Israel can be justifiably proud of the progress they have made to create an accessible country for its citizens and visitors to enjoy. Over the years, many adapted products have also been created by Israelis which is an indication of the importance they place on discovering ways to improve the lives of people who live with disabilities.
For the sight-impaired, there is an exciting prospect looming. Israeli Professor Zeev Zalevsky and his research team have engineered a prototype that will significantly improve the lives of those who were born blind or are vision impaired to any extent. They have created a pair of spectacles which acts as the “eyes” of the wearer, allowing them to “see” using the tactile senses in the brain.
These unique spectacles are equipped with cameras which captures visual information. These images go through an array of micro loudspeakers, generating spatial pressure waves. When these waves get to the cornea, the visual received is translated by the brain’s tactile senses thereby creating a sensation which the wearer of the spectacles will then interpret.
The image seen by the camera bypasses the visual cortex of the sight-impaired wearer and instead, stimulates the tactile cortex, making a connection in the brain with the feeling that’s associated with that image. By that process, a sight-impaired person can relate to what is being seen, but to correctly make this association, they must be trained to translate the spatial tactile sensation with the correct visual information.

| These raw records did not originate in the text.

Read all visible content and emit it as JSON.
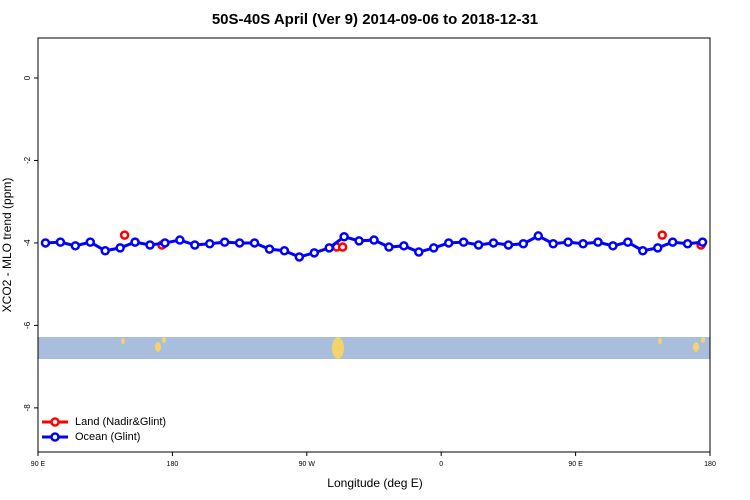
{
  "chart_data": {
    "type": "line",
    "title": "50S-40S April (Ver 9)   2014-09-06 to 2018-12-31",
    "x_label": "Longitude (deg E)",
    "y_label": "XCO2 - MLO trend (ppm)",
    "xlim": [
      90,
      540
    ],
    "ylim": [
      -9.07,
      0.97
    ],
    "xticks": [
      {
        "value": 90,
        "label": "90 E"
      },
      180,
      {
        "value": 270,
        "label": "90 W"
      },
      {
        "value": 360,
        "label": "0"
      },
      {
        "value": 450,
        "label": "90 E"
      },
      {
        "value": 540,
        "label": "180"
      }
    ],
    "yticks": [
      0,
      -2,
      -4,
      -6,
      -8
    ],
    "legend": "bottom-left",
    "series": [
      {
        "name": "Land (Nadir&Glint)",
        "color": "#ff0000",
        "connect": false,
        "x": [
          148,
          173,
          290,
          294,
          508,
          534
        ],
        "values": [
          -3.81,
          -4.05,
          -4.1,
          -4.1,
          -3.81,
          -4.05
        ]
      },
      {
        "name": "Ocean (Glint)",
        "color": "#0000ff",
        "connect": true,
        "x": [
          95,
          105,
          115,
          125,
          135,
          145,
          155,
          165,
          175,
          185,
          195,
          205,
          215,
          225,
          235,
          245,
          255,
          265,
          275,
          285,
          295,
          305,
          315,
          325,
          335,
          345,
          355,
          365,
          375,
          385,
          395,
          405,
          415,
          425,
          435,
          445,
          455,
          465,
          475,
          485,
          495,
          505,
          515,
          525,
          535
        ],
        "values": [
          -4.0,
          -3.98,
          -4.07,
          -3.98,
          -4.19,
          -4.12,
          -3.98,
          -4.05,
          -4.0,
          -3.93,
          -4.05,
          -4.02,
          -3.98,
          -4.0,
          -4.0,
          -4.15,
          -4.19,
          -4.34,
          -4.24,
          -4.12,
          -3.85,
          -3.95,
          -3.93,
          -4.1,
          -4.07,
          -4.22,
          -4.12,
          -4.0,
          -3.98,
          -4.05,
          -4.0,
          -4.05,
          -4.02,
          -3.83,
          -4.02,
          -3.98,
          -4.02,
          -3.98,
          -4.07,
          -3.98,
          -4.19,
          -4.12,
          -3.98,
          -4.02,
          -3.98
        ]
      }
    ]
  }
}
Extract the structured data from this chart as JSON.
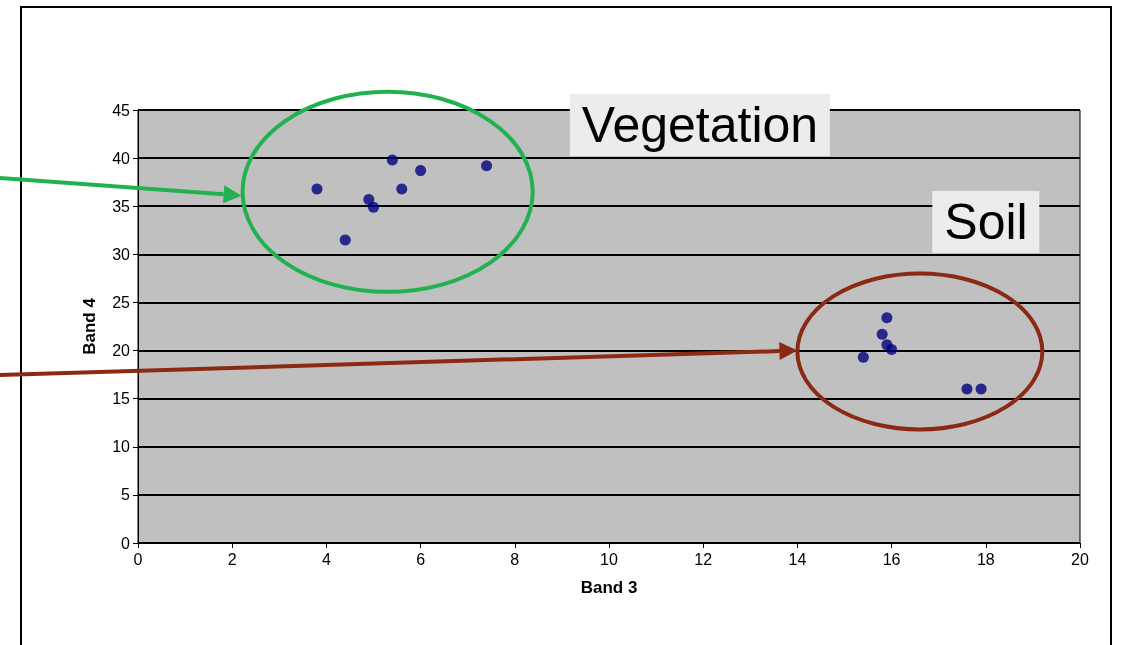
{
  "chart_data": {
    "type": "scatter",
    "xlabel": "Band 3",
    "ylabel": "Band 4",
    "x": [
      3.8,
      4.4,
      4.9,
      5.0,
      5.4,
      5.6,
      6.0,
      7.4,
      15.4,
      15.8,
      15.9,
      15.9,
      16.0,
      17.6,
      17.9
    ],
    "values": [
      36.8,
      31.5,
      35.7,
      34.9,
      39.8,
      36.8,
      38.7,
      39.2,
      19.3,
      21.7,
      23.4,
      20.6,
      20.1,
      16.0,
      16.0
    ],
    "color": "#000080",
    "marker": "circle",
    "xlim": [
      0,
      20
    ],
    "xticks": [
      0,
      2,
      4,
      6,
      8,
      10,
      12,
      14,
      16,
      18,
      20
    ],
    "ylim": [
      0,
      45
    ],
    "yticks": [
      0,
      5,
      10,
      15,
      20,
      25,
      30,
      35,
      40,
      45
    ],
    "grid": "y",
    "annotations": [
      "Vegetation",
      "Soil"
    ]
  }
}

During the spectacles’ clinical trials, Professor Zalevsky said a group of subjects were trained to identify simple spatial shapes/objects. The training duration was less than 30 minutes after which they were able to accurately pair that “feeling” on the surface of the eye with what the visual information the camera captures. Professor Zalevsky explained, “Symbolic imagery is what the spectacle-wearer uses. The camera captures the image and successfully translates that image into a symbol. We have now proven that it is possible to interpret visual spatial information by tactile spatial stimulation of the cornea. Basic symbols and shapes can be transmitted and identified by a subjects with a high degree of probability.”
The use of these spectacles is not restricted only to the sight-impaired. It can be worn by anyone when faced with circumstances that may require engagement of the tactile senses. For example, at the scene of a fire, a fireman who wears it will be able to “see” through smoke if an infra-red camera is mounted on top of those spectacles; it can be worn by soldiers and by cyclists, and the list continues.
This non-invasive, revolutionary pair of spectacles is still in the prototype stage.
Additional funds are currently been sought by Professor Zeev Zalevsky and his research team to take them through the next stage of their research and product development. It is hoped that these spectacles will soon be brought to market so that its benefits may be utilized – symbolic representation of objects imaged by the spectacles’ camera, resulting in the achievement of the previously unattainable – “sight” for the sight-impaired!
Professor Zeev Zalevsky
Zeev Zalevsky received his B.Sc. and direct Ph.D. degrees in Electrical Engineering from Tel-Aviv University in 1993 and 1996 respectively. Zeev is currently a full Professor and the Dean of the Faculty of Engineering in Bar-Ilan University, Israel.
His major fields of research are Optical Super Resolution, Biomedical Optics, Nano-Photonics and Fiber-based Processing and Sensing Architectures.
Zeev has published more than 510 peer review papers, 330 proceeding papers, 9 books (6 authored and 3 as an editor), 30 book chapters and about 100 patents. Zeev gave 600 conference presentations with more than 200 invited/keynote or plenary talks.
Zeev is a fellow of many large scientific societies such as SPIE, OSA, IEEE, EOS, IOP, IET, IS&T and more. He is also a fellow of the American National Academy of Inventors (NAI). For his work he received many national and international prizes.